Social Intelligence “The new science of human relationships” – Daniel Goleman
After the great success of Emotional Intelligence, the psychologist Daniel Goleman returns after ten years to illuminate the minds by deepening the psychological study of social neurosciences.
In Social Intelligence, the American psychologist investigates the intrinsically sociable nature of the human brain, and how interpersonal relationships shape the mind and affect the body.
Entering into scientific studies and arguing with concrete examples from everyday life, Goleman explains how emotions are contagious, as much as real viruses. This book allows us to explore the complexity of the human being and the effects that relationships generate on the internal state of well-being.
According to Daniel Goleman, the brain is naturally structured to interact positively with other human beings, establishing more or less strong bonds according to each person’s social skills. Social awareness allows us to understand the moods of others through the development of an empathizing and listening personality. For the Californian psychologist, those who manage to identify themselves with others and perceive their feelings and then establish harmonious relationships are socially intelligent.
Social intelligence originates from different brain mechanisms that are predisposed and structured to connect us to other people, such as the Mirror Neurons and the Amygdala which are the undisputed protagonists in empathic perception. Social intelligence therefore seems to have a genetic imprint, however today thanks to social neuroscience, we know that it is possible to develop a relational talent also through social awareness.
According to Goleman, the problem with modern society lies in how people relate to each other. In harmful relationship the other person is seen as an object: someone who can be exploited and from which to take advantage of it, without remorse or guilt.
In this regard Goleman provides the tools to recognize three different categories of potentially dangerous people, socially able, capable of manipulating others, but totally without empathy: narcissists, Machiavellians and psychopaths.

Goleman therefore proposes us to develop innate social skills, “training” our social intelligence and actively seeking dialogue with each other, especially today where the massive diffusion of new technologies forces us to distance relationships, closing us in a real just “social autism”.
Fully enhancing this type of intelligence allows us to live our relationships with fullness, belonging and love, to educate our children to happiness, to become leaders and teachers capable of stimulating everyone’s creativity and hidden resources.
Daniel Goleman (Stockton, March 7, 1946) is an American psychologist, writer and journalist.

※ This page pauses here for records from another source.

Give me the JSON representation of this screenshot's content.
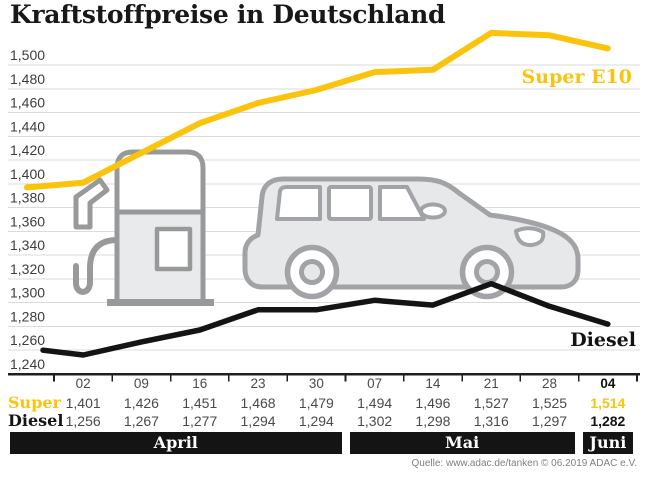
{
  "title": "Kraftstoffpreise in Deutschland",
  "legend": {
    "super": "Super E10",
    "diesel": "Diesel"
  },
  "table": {
    "super_label": "Super",
    "diesel_label": "Diesel"
  },
  "source": "Quelle: www.adac.de/tanken  © 06.2019  ADAC e.V.",
  "colors": {
    "super": "#FBC30B",
    "diesel": "#141414",
    "grid": "#DBDBDB",
    "axis": "#1F1F1F",
    "value_text": "#4A4A4A",
    "band_bg": "#141414",
    "band_text": "#FFFFFF",
    "illustration_stroke": "#A1A3A6",
    "illustration_fill": "#E7E8E9"
  },
  "chart_data": {
    "type": "line",
    "title": "Kraftstoffpreise in Deutschland",
    "categories": [
      "02",
      "09",
      "16",
      "23",
      "30",
      "07",
      "14",
      "21",
      "28",
      "04"
    ],
    "months": [
      {
        "label": "April",
        "span": 5
      },
      {
        "label": "Mai",
        "span": 4
      },
      {
        "label": "Juni",
        "span": 1
      }
    ],
    "ylim": [
      1240,
      1500
    ],
    "ytick_step": 20,
    "grid": true,
    "value_format": "german-comma-thousandths",
    "series": [
      {
        "name": "Super E10",
        "color": "#FBC30B",
        "values": [
          1401,
          1426,
          1451,
          1468,
          1479,
          1494,
          1496,
          1527,
          1525,
          1514
        ],
        "lead_in": 1397
      },
      {
        "name": "Diesel",
        "color": "#141414",
        "values": [
          1256,
          1267,
          1277,
          1294,
          1294,
          1302,
          1298,
          1316,
          1297,
          1282
        ],
        "lead_in": 1260
      }
    ]
  }
}
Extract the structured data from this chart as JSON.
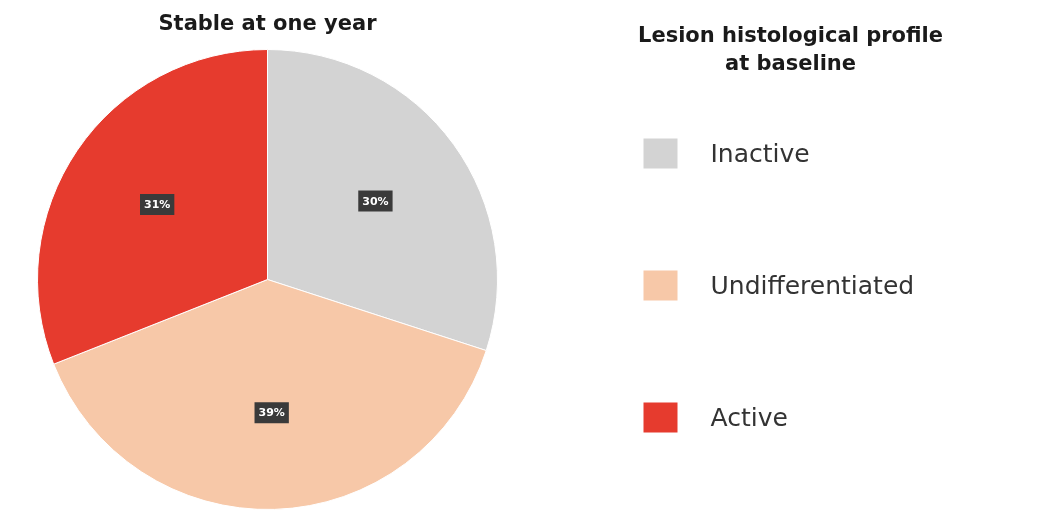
{
  "chart_data": {
    "type": "pie",
    "title": "Stable at one year",
    "legend_title": "Lesion histological profile\nat baseline",
    "categories": [
      "Inactive",
      "Undifferentiated",
      "Active"
    ],
    "values": [
      30,
      39,
      31
    ],
    "value_labels": [
      "30%",
      "39%",
      "31%"
    ],
    "colors": [
      "#d3d3d3",
      "#f7c8a8",
      "#e63b2e"
    ],
    "legend": "right"
  }
}
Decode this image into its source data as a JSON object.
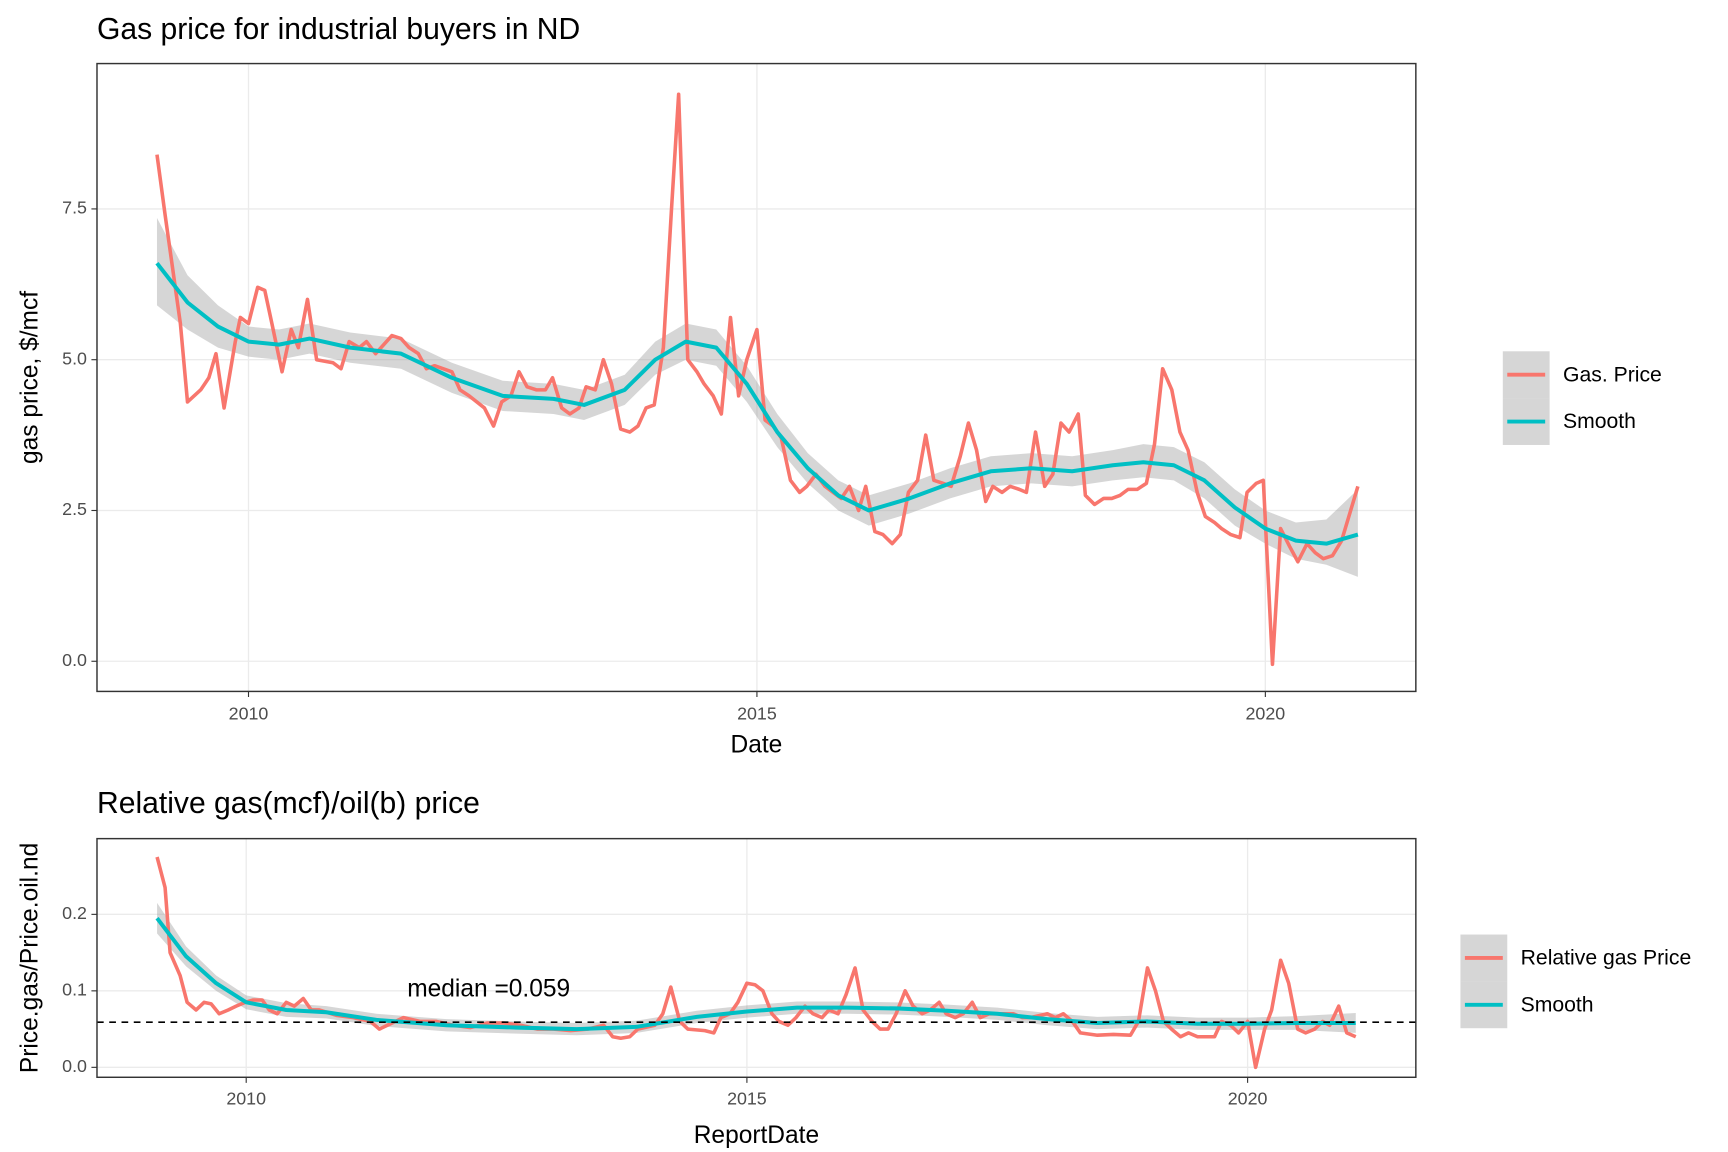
{
  "chart_data": [
    {
      "type": "line",
      "title": "Gas price for industrial buyers in ND",
      "xlabel": "Date",
      "ylabel": "gas price, $/mcf",
      "xlim": [
        2008.51,
        2021.48
      ],
      "ylim": [
        -0.5,
        9.91
      ],
      "xticks": [
        2010,
        2015,
        2020
      ],
      "yticks": [
        {
          "value": 0,
          "label": "0.0"
        },
        2.5,
        {
          "value": 5,
          "label": "5.0"
        },
        7.5
      ],
      "grid": true,
      "legend": "right",
      "series": [
        {
          "name": "Gas. Price",
          "color": "#F8766D",
          "x": [
            2009.1,
            2009.18,
            2009.23,
            2009.33,
            2009.4,
            2009.53,
            2009.61,
            2009.68,
            2009.76,
            2009.87,
            2009.92,
            2010.0,
            2010.09,
            2010.16,
            2010.23,
            2010.33,
            2010.42,
            2010.49,
            2010.58,
            2010.67,
            2010.83,
            2010.91,
            2010.99,
            2011.09,
            2011.16,
            2011.25,
            2011.41,
            2011.5,
            2011.58,
            2011.67,
            2011.75,
            2011.83,
            2012.0,
            2012.08,
            2012.17,
            2012.32,
            2012.41,
            2012.49,
            2012.58,
            2012.66,
            2012.74,
            2012.83,
            2012.92,
            2012.99,
            2013.08,
            2013.16,
            2013.25,
            2013.32,
            2013.41,
            2013.49,
            2013.57,
            2013.66,
            2013.75,
            2013.83,
            2013.91,
            2013.99,
            2014.08,
            2014.16,
            2014.23,
            2014.32,
            2014.41,
            2014.48,
            2014.57,
            2014.65,
            2014.74,
            2014.82,
            2014.9,
            2015.0,
            2015.08,
            2015.16,
            2015.24,
            2015.33,
            2015.42,
            2015.49,
            2015.58,
            2015.67,
            2015.75,
            2015.83,
            2015.91,
            2016.0,
            2016.07,
            2016.16,
            2016.24,
            2016.33,
            2016.41,
            2016.49,
            2016.58,
            2016.66,
            2016.74,
            2016.83,
            2016.91,
            2017.0,
            2017.08,
            2017.16,
            2017.25,
            2017.32,
            2017.41,
            2017.49,
            2017.58,
            2017.65,
            2017.74,
            2017.83,
            2017.91,
            2017.99,
            2018.07,
            2018.16,
            2018.23,
            2018.32,
            2018.41,
            2018.49,
            2018.57,
            2018.65,
            2018.74,
            2018.83,
            2018.91,
            2018.99,
            2019.08,
            2019.16,
            2019.24,
            2019.33,
            2019.41,
            2019.5,
            2019.57,
            2019.66,
            2019.75,
            2019.82,
            2019.91,
            2019.98,
            2020.07,
            2020.15,
            2020.24,
            2020.32,
            2020.41,
            2020.49,
            2020.57,
            2020.66,
            2020.75,
            2020.91
          ],
          "values": [
            8.4,
            7.4,
            6.8,
            5.6,
            4.3,
            4.5,
            4.7,
            5.1,
            4.2,
            5.3,
            5.7,
            5.6,
            6.2,
            6.15,
            5.6,
            4.8,
            5.5,
            5.2,
            6.0,
            5.0,
            4.95,
            4.85,
            5.3,
            5.2,
            5.3,
            5.1,
            5.4,
            5.35,
            5.2,
            5.1,
            4.85,
            4.9,
            4.8,
            4.5,
            4.4,
            4.2,
            3.9,
            4.3,
            4.4,
            4.8,
            4.55,
            4.5,
            4.5,
            4.7,
            4.2,
            4.1,
            4.2,
            4.55,
            4.5,
            5.0,
            4.6,
            3.85,
            3.8,
            3.9,
            4.2,
            4.25,
            5.2,
            7.5,
            9.4,
            5.0,
            4.8,
            4.6,
            4.4,
            4.1,
            5.7,
            4.4,
            5.0,
            5.5,
            4.0,
            3.9,
            3.7,
            3.0,
            2.8,
            2.9,
            3.1,
            2.9,
            2.8,
            2.7,
            2.9,
            2.5,
            2.9,
            2.15,
            2.1,
            1.95,
            2.1,
            2.8,
            3.0,
            3.75,
            3.0,
            2.95,
            2.9,
            3.4,
            3.95,
            3.5,
            2.65,
            2.9,
            2.8,
            2.9,
            2.85,
            2.8,
            3.8,
            2.9,
            3.1,
            3.95,
            3.8,
            4.1,
            2.75,
            2.6,
            2.7,
            2.7,
            2.75,
            2.85,
            2.85,
            2.95,
            3.6,
            4.85,
            4.5,
            3.8,
            3.5,
            2.8,
            2.4,
            2.3,
            2.2,
            2.1,
            2.05,
            2.8,
            2.95,
            3.0,
            -0.05,
            2.2,
            1.9,
            1.65,
            1.95,
            1.8,
            1.7,
            1.75,
            2.0,
            2.9
          ]
        },
        {
          "name": "Smooth",
          "color": "#00BFC4",
          "band_color": "#999999",
          "x": [
            2009.1,
            2009.4,
            2009.7,
            2010.0,
            2010.3,
            2010.6,
            2011.0,
            2011.5,
            2012.0,
            2012.5,
            2013.0,
            2013.3,
            2013.7,
            2014.0,
            2014.3,
            2014.6,
            2014.9,
            2015.2,
            2015.5,
            2015.8,
            2016.1,
            2016.5,
            2016.9,
            2017.3,
            2017.7,
            2018.1,
            2018.5,
            2018.8,
            2019.1,
            2019.4,
            2019.7,
            2020.0,
            2020.3,
            2020.6,
            2020.91
          ],
          "values": [
            6.6,
            5.95,
            5.55,
            5.3,
            5.25,
            5.35,
            5.2,
            5.1,
            4.7,
            4.4,
            4.35,
            4.25,
            4.5,
            5.0,
            5.3,
            5.2,
            4.6,
            3.8,
            3.2,
            2.75,
            2.5,
            2.7,
            2.95,
            3.15,
            3.2,
            3.15,
            3.25,
            3.3,
            3.25,
            3.0,
            2.55,
            2.2,
            2.0,
            1.95,
            2.1
          ],
          "lower": [
            5.9,
            5.5,
            5.2,
            5.05,
            5.0,
            5.1,
            4.95,
            4.85,
            4.45,
            4.15,
            4.1,
            4.0,
            4.25,
            4.75,
            5.0,
            4.9,
            4.3,
            3.55,
            2.95,
            2.5,
            2.25,
            2.45,
            2.7,
            2.9,
            2.95,
            2.9,
            3.0,
            3.05,
            3.0,
            2.7,
            2.25,
            1.95,
            1.7,
            1.6,
            1.4
          ],
          "upper": [
            7.35,
            6.4,
            5.9,
            5.55,
            5.5,
            5.6,
            5.45,
            5.35,
            4.95,
            4.65,
            4.6,
            4.5,
            4.75,
            5.3,
            5.6,
            5.5,
            4.9,
            4.1,
            3.45,
            3.0,
            2.75,
            2.95,
            3.2,
            3.4,
            3.45,
            3.4,
            3.5,
            3.6,
            3.55,
            3.3,
            2.85,
            2.5,
            2.3,
            2.35,
            2.85
          ]
        }
      ]
    },
    {
      "type": "line",
      "title": "Relative gas(mcf)/oil(b) price",
      "xlabel": "ReportDate",
      "ylabel": "Price.gas/Price.oil.nd",
      "xlim": [
        2008.51,
        2021.68
      ],
      "ylim": [
        -0.013,
        0.299
      ],
      "xticks": [
        2010,
        2015,
        2020
      ],
      "yticks": [
        {
          "value": 0,
          "label": "0.0"
        },
        0.1,
        0.2
      ],
      "grid": true,
      "legend": "right",
      "hline": 0.059,
      "annotation": "median =0.059",
      "series": [
        {
          "name": "Relative gas Price",
          "color": "#F8766D",
          "x": [
            2009.11,
            2009.19,
            2009.24,
            2009.34,
            2009.41,
            2009.5,
            2009.58,
            2009.65,
            2009.73,
            2009.82,
            2009.9,
            2009.99,
            2010.07,
            2010.16,
            2010.23,
            2010.31,
            2010.4,
            2010.48,
            2010.57,
            2010.65,
            2010.73,
            2010.9,
            2011.07,
            2011.24,
            2011.33,
            2011.41,
            2011.57,
            2011.74,
            2011.9,
            2012.07,
            2012.24,
            2012.41,
            2012.57,
            2012.74,
            2012.91,
            2013.07,
            2013.24,
            2013.41,
            2013.57,
            2013.66,
            2013.74,
            2013.83,
            2013.91,
            2014.08,
            2014.16,
            2014.24,
            2014.33,
            2014.41,
            2014.58,
            2014.67,
            2014.74,
            2014.83,
            2014.91,
            2015.0,
            2015.08,
            2015.16,
            2015.25,
            2015.32,
            2015.41,
            2015.49,
            2015.58,
            2015.66,
            2015.75,
            2015.82,
            2015.91,
            2015.99,
            2016.08,
            2016.16,
            2016.25,
            2016.33,
            2016.41,
            2016.49,
            2016.58,
            2016.66,
            2016.75,
            2016.83,
            2016.92,
            2016.99,
            2017.08,
            2017.16,
            2017.25,
            2017.33,
            2017.42,
            2017.49,
            2017.66,
            2017.75,
            2017.83,
            2018.0,
            2018.08,
            2018.16,
            2018.25,
            2018.33,
            2018.5,
            2018.66,
            2018.83,
            2018.91,
            2019.0,
            2019.08,
            2019.16,
            2019.24,
            2019.33,
            2019.41,
            2019.5,
            2019.58,
            2019.67,
            2019.74,
            2019.83,
            2019.91,
            2020.0,
            2020.08,
            2020.17,
            2020.24,
            2020.33,
            2020.41,
            2020.5,
            2020.58,
            2020.67,
            2020.75,
            2020.82,
            2020.91,
            2020.99,
            2021.08
          ],
          "values": [
            0.275,
            0.235,
            0.15,
            0.12,
            0.085,
            0.075,
            0.085,
            0.083,
            0.07,
            0.075,
            0.08,
            0.085,
            0.088,
            0.088,
            0.075,
            0.07,
            0.085,
            0.08,
            0.09,
            0.075,
            0.075,
            0.068,
            0.065,
            0.06,
            0.05,
            0.055,
            0.065,
            0.06,
            0.06,
            0.055,
            0.052,
            0.058,
            0.058,
            0.055,
            0.05,
            0.05,
            0.048,
            0.05,
            0.055,
            0.04,
            0.038,
            0.04,
            0.05,
            0.055,
            0.07,
            0.105,
            0.06,
            0.05,
            0.048,
            0.045,
            0.065,
            0.07,
            0.085,
            0.11,
            0.108,
            0.1,
            0.07,
            0.06,
            0.055,
            0.065,
            0.08,
            0.07,
            0.065,
            0.075,
            0.07,
            0.095,
            0.13,
            0.075,
            0.06,
            0.05,
            0.05,
            0.07,
            0.1,
            0.08,
            0.07,
            0.075,
            0.085,
            0.07,
            0.065,
            0.07,
            0.085,
            0.065,
            0.07,
            0.07,
            0.07,
            0.065,
            0.065,
            0.07,
            0.065,
            0.07,
            0.06,
            0.045,
            0.042,
            0.043,
            0.042,
            0.06,
            0.13,
            0.1,
            0.06,
            0.05,
            0.04,
            0.045,
            0.04,
            0.04,
            0.04,
            0.06,
            0.055,
            0.045,
            0.06,
            0.0,
            0.05,
            0.075,
            0.14,
            0.11,
            0.05,
            0.045,
            0.05,
            0.06,
            0.055,
            0.08,
            0.045,
            0.04
          ]
        },
        {
          "name": "Smooth",
          "color": "#00BFC4",
          "band_color": "#999999",
          "x": [
            2009.11,
            2009.4,
            2009.7,
            2010.0,
            2010.4,
            2010.8,
            2011.3,
            2012.0,
            2012.7,
            2013.3,
            2013.9,
            2014.5,
            2015.0,
            2015.5,
            2016.0,
            2016.5,
            2017.0,
            2017.5,
            2018.0,
            2018.5,
            2019.0,
            2019.5,
            2020.0,
            2020.5,
            2021.08
          ],
          "values": [
            0.195,
            0.145,
            0.11,
            0.085,
            0.075,
            0.072,
            0.062,
            0.055,
            0.052,
            0.05,
            0.053,
            0.066,
            0.073,
            0.078,
            0.078,
            0.077,
            0.074,
            0.07,
            0.063,
            0.058,
            0.06,
            0.057,
            0.057,
            0.058,
            0.058
          ],
          "lower": [
            0.175,
            0.132,
            0.1,
            0.076,
            0.066,
            0.064,
            0.054,
            0.047,
            0.044,
            0.042,
            0.045,
            0.058,
            0.065,
            0.07,
            0.07,
            0.069,
            0.066,
            0.062,
            0.055,
            0.05,
            0.052,
            0.049,
            0.049,
            0.049,
            0.045
          ],
          "upper": [
            0.215,
            0.158,
            0.12,
            0.094,
            0.084,
            0.08,
            0.07,
            0.063,
            0.06,
            0.058,
            0.061,
            0.074,
            0.081,
            0.086,
            0.086,
            0.085,
            0.082,
            0.078,
            0.071,
            0.066,
            0.068,
            0.065,
            0.065,
            0.067,
            0.071
          ]
        }
      ]
    }
  ]
}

He studied at Amherst College, where he was a pupil of Alfred F. Jones. He graduated from Harvard, specializing in “clinical psychology and personality development”, where he later also taught.
He has long written in the New York Times about topics related to neurology and behavioral sciences.
Goleman’s best-known work is “Emotional Intelligence” from 1995.
Goleman has received many awards and recognition for his research: two Pulitzer Prize nominations for his articles, a career award from the American Psychological Association and election as a member of the American Association for the Advancement of Science.